Divers

Chapitre 5 Suite

– Ce n’est que moi, soufflait-il

– Moi ? Moi ?  groumais-je en l’affrontant du regard. Il semblerait que le souvenir me fasse défaut. Votre voix me laisse indifférente et votre contention, de marbre. Je n’ai pas pour habitude d’oublier les hommes qui ont croisé ma route, partagé mon intimité. À moins que vous ne soyez pas de ceux qui savent se comporter avec respect ? Si vous dites vrai et que je sois subitement prise d’amnésie, alors j’ai dû vous considérer comme un malappris. Mon cerveau est un ami sûr, qui veille à me protéger des spectres, des hommes que je considère comme mort.
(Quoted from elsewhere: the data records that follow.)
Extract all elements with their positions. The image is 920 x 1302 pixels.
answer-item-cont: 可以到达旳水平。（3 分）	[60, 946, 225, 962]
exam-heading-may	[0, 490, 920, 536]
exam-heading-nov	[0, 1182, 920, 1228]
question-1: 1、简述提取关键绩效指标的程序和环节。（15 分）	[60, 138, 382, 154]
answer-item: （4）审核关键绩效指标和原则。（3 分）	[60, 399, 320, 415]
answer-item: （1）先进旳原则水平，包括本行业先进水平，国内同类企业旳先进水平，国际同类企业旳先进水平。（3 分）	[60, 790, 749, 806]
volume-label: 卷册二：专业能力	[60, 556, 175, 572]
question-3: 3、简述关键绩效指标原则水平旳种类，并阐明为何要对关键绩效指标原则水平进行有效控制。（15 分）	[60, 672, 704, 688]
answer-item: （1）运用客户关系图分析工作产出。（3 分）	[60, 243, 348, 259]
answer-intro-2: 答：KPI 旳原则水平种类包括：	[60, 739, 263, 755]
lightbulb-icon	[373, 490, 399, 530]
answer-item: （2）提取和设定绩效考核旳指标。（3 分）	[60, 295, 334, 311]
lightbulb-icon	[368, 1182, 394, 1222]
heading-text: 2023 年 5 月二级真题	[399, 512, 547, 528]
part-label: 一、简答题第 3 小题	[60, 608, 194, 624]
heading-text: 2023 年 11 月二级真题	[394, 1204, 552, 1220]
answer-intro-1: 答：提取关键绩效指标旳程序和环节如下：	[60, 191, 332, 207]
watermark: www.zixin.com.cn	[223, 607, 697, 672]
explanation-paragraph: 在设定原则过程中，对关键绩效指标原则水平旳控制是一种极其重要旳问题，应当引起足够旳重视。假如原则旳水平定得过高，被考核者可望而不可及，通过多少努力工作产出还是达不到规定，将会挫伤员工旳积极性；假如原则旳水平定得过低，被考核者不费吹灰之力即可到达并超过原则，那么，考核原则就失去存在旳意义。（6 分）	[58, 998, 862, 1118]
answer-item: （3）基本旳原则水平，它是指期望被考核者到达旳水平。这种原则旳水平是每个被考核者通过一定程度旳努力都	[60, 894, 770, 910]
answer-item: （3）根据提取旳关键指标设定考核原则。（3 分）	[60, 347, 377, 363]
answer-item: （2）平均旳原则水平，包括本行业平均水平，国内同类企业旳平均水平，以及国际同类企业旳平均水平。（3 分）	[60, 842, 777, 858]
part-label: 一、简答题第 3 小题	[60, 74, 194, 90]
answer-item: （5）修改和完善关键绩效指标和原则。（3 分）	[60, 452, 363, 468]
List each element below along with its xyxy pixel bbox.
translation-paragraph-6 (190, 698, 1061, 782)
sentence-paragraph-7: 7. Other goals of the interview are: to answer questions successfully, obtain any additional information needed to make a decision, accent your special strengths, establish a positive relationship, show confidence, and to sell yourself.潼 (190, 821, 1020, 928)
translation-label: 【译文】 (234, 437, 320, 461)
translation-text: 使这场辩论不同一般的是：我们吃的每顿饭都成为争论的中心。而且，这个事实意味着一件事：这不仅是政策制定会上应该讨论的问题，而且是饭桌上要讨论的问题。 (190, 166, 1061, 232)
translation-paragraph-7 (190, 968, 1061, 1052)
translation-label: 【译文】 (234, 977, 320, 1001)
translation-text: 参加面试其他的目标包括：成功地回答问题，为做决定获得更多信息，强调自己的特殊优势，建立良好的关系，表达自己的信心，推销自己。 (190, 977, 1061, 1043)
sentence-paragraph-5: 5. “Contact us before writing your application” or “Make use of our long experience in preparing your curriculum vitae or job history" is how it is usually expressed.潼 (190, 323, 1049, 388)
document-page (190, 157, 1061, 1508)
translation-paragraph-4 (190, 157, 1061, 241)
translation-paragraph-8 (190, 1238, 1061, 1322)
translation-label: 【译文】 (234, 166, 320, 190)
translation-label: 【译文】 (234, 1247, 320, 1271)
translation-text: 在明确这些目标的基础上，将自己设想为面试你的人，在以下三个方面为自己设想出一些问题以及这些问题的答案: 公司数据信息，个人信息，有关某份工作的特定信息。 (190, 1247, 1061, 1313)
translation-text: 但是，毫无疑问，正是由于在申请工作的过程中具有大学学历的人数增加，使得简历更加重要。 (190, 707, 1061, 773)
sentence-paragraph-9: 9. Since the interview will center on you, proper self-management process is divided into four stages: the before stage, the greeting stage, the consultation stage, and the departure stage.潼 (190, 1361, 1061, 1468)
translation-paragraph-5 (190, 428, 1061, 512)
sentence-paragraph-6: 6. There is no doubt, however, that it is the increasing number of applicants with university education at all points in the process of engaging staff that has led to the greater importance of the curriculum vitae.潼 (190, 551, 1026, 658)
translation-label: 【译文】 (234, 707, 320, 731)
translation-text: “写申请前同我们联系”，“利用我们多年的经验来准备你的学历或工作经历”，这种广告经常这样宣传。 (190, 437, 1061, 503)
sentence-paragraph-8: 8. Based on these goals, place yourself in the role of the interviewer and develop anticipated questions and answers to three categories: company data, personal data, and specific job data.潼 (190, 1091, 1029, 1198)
Histoire de ne pas commettre les mêmes erreurs, vous voyez ? Veuillez desserrer l’étreinte ou je n’aurais pas d’autre choix que de crier.

L’esprit embrumé, je ramassais tout mon courage, mes forces et me redressais calmement.

– Que fais-tu avec cela ? ajoutait-il, ignorant mes propos, l’amulette au bout de son index. Tu es folle ou bien, te serais-tu expatriée trop longtemps dans les déserts de glace pour ignorer l’affaire qui court sur cet objet ?

– Mes parents m’ont recommandé de ne pas parler aux inconnus, répondais-je.

Je reprenais le bijou avec douceur. Je froissais l’aéroplane ; le glissais entre son torse et son polo ; lui rendais son oreillette, et partais m’installer à quelques tables de là. M’isoler, oublier sa présence et me concentrer sur les recherches. Difficile mais pas impossible. Ne dit-on pas que la musique adoucit les mœurs ? Le rythme et l’harmonie sont propres à pénétrer l’âme écrivait Platon dans « la République ». À chacune de mes ruptures, j’y associais une mélodie. Pour lui, mon choix s’était porté sur « A Song For You ».